A lovely warm atmosphere (and even a crackling fire) make this elegant but cosy restaurant a definite addition to your list of places to go. With chandeliers, subtle wall lighting and lovely large leather armchairs, it’s exceedingly comfortable too.
Chef Jurgen’s menu focuses on premium steak crafted from the finest Wagyu beef. But if that’s not what you crave, don’t despair – there are plenty of alternatives on the menu: lamb; veal; chicken; duck; crab; shrimp; salmon… and yes, purely vegetarian!
As for the desserts, well they are works of art!
The ‘open kitchen concept’ means that you can watch the Chefs at work at the far end of the restaurant if you are so inclined.

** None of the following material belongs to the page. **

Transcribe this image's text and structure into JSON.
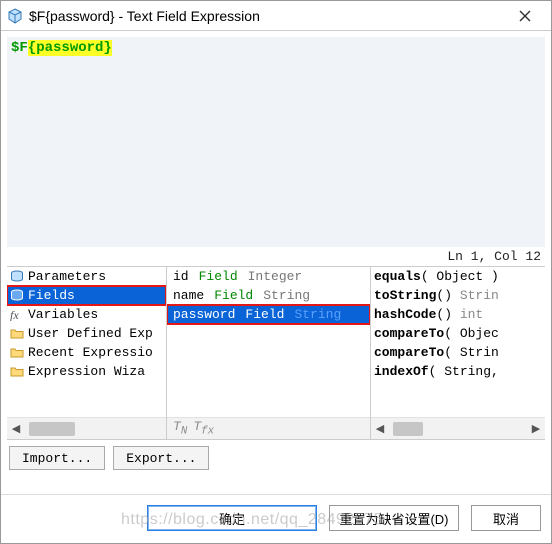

On an evening out at Bentley’s, our group of three chose as starters: Pan Fried Tiger Prawns with an assorted mushroom ragout in a tarragon-saffron cream; Grilled Portobello Mushroom with warm goat cheese, roasted pine nuts and pomegranate vinaigrette; and Goat Cheese & Portobello Ravioli with baby arugula and pear salad, pistachio nuts and tomato basil sauce. All of which were described as delicious.
But while we were waiting for that to be prepared, we were served with complimentary amuse bouches of toasted tofu in a soy-based sauce, and chilled sparkling beverages.
Our main courses were: Boeuf Bourguignon; Grilled Australian Rack of Lamb; and Braised Wagyu Beef tips (which came with truffle mashed potato). The quality of the food and the excellent service were indisputable.
The Desserts? Rhubarb Crumble with sticky toffee sauce and delicately-flavoured ice cream; Chocolate Mousse Disk with marinated raspberry and vanilla ice cream; and – with a passing similarity to the elements of Doha’s skyline the Chef’s House Made Ice Cream – fresh-minted lemon; low fat yoghurt and mango and chocolate and orange with praline crisps – all stacked into a praline-crisp tower.
Well done to the chefs and attentive staff. Comments from our group were consistent of the ‘that’s one of the most delicious meals I’ve ever eaten’ kind.